Starting point is 01:21:45 Thank you. It's always so much fun. Happy Pride. You always make our episodes so much better because you're amazing and we love you. Yay. Love you. And I can't wait to have you back in this closet for reals.
Starting point is 01:21:56 Oh, man. I can't wait till we go to Halo and get wrecked. Yes. Elder God. All right. You guys ready for some bad sex writing? It's going to be short but sweet. There had been a hot, sweet ball of excitement
Starting point is 01:22:07 in her lower belly, and she had been very conscious of her breasts as sexual things, full and ripe and standing out from her chest. The moon had made her feel drunk, and so had the grass, whetting her legs with its night moisture. She'd known if the boy caught her,
Starting point is 01:22:23 she would let the boy have her maidenhead. So I didn't know Stephen King was a virgin. Apparently. I can't tell if Dana's laughing really quietly.
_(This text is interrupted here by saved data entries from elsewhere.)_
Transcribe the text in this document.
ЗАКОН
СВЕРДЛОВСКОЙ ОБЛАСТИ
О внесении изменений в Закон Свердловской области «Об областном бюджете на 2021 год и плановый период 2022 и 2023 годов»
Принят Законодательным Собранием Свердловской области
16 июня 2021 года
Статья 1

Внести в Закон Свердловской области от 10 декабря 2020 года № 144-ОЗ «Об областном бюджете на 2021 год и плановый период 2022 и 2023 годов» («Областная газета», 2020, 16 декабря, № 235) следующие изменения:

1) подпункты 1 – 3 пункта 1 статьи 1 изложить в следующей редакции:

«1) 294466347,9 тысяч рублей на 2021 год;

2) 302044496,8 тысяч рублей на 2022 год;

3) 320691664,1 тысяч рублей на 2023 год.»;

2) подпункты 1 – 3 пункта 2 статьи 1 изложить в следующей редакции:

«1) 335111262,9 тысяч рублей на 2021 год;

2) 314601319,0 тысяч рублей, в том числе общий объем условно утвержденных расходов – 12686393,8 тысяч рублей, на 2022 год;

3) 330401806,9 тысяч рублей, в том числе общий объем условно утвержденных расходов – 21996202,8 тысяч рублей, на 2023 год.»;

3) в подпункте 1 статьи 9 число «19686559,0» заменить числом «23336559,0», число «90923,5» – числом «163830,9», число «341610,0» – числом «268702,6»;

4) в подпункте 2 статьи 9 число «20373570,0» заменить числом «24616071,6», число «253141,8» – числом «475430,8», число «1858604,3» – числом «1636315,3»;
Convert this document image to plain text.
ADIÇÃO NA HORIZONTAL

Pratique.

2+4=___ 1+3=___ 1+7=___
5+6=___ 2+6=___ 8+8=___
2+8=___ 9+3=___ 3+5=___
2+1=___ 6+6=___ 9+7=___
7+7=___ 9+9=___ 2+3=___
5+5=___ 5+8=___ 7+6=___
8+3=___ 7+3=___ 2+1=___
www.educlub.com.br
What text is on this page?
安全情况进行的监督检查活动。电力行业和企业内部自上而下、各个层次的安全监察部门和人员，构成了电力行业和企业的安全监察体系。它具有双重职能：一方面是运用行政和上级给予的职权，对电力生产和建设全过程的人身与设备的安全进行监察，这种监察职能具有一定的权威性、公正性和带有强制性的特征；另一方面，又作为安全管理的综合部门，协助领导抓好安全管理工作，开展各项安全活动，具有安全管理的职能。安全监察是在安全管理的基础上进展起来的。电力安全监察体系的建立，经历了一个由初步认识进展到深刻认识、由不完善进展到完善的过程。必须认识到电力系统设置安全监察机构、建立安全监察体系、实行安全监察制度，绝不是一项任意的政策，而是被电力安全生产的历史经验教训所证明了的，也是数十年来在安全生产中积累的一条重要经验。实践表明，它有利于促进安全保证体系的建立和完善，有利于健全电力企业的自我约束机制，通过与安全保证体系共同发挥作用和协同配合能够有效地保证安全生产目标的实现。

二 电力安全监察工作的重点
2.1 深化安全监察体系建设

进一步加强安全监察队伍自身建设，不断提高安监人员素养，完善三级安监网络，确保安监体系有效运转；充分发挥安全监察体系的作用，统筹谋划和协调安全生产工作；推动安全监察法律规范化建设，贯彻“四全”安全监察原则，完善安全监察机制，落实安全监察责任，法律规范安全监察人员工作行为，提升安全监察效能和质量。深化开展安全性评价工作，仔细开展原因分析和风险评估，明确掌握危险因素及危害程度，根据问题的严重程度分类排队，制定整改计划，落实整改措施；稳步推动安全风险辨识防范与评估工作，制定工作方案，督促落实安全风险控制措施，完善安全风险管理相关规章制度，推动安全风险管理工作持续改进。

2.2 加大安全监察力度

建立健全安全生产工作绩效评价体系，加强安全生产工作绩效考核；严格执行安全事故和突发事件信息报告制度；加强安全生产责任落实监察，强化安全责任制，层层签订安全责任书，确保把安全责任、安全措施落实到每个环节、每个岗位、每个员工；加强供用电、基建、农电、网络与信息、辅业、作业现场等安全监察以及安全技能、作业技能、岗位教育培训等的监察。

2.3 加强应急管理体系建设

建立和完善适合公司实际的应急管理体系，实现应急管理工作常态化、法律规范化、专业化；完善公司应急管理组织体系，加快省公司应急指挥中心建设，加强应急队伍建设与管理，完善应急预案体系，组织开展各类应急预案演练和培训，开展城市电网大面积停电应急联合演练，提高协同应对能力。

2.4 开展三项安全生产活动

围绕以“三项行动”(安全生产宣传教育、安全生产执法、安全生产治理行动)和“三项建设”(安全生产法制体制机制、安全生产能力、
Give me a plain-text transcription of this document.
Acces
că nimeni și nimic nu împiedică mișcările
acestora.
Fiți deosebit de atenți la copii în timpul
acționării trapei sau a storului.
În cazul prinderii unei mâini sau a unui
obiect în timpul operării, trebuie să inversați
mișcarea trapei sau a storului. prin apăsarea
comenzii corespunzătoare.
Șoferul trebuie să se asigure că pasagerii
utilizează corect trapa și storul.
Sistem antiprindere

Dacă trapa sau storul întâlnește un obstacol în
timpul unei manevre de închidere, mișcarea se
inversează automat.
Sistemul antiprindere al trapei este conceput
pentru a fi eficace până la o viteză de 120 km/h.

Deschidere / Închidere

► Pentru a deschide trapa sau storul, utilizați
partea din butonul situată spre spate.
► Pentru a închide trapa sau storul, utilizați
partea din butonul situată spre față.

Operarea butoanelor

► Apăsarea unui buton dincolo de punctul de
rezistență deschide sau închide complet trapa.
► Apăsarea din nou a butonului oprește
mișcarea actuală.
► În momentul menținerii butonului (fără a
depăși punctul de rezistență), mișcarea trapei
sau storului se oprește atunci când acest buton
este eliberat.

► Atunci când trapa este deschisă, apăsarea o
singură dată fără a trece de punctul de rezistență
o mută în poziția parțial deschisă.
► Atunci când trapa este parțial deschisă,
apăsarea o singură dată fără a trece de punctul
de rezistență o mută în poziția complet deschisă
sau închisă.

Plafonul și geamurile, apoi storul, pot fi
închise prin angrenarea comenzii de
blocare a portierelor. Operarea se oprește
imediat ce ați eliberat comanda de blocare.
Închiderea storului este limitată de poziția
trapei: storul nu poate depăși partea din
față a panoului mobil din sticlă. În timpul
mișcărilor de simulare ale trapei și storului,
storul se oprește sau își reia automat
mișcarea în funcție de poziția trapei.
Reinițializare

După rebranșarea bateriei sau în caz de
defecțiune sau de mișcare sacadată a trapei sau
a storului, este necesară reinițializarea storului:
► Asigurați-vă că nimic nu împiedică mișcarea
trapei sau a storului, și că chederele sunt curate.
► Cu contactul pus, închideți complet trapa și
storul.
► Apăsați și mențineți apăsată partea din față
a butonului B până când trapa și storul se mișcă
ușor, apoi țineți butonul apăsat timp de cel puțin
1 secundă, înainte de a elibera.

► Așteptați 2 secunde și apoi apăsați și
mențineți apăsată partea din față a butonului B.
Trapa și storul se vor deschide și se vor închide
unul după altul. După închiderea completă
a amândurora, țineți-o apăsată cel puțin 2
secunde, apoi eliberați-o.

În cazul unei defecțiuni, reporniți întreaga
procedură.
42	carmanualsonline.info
I'm sorry, I forgot to get a Pornhub comment, so I'm currently trying to furiously silence the porn videos that are currently playing all night. So the heavy breathing wasn't you, okay finish this boy off i have i hastily found
Starting point is 01:22:50 comment from xxx die go xx42 and they say wait this isn't cool math games.com great my name is dave mill. And I'm now Spain. I'm Kyle Crawford, and we've been your fuck buddies. Hell yeah. Happy Pride. Be safe. Happy Pride.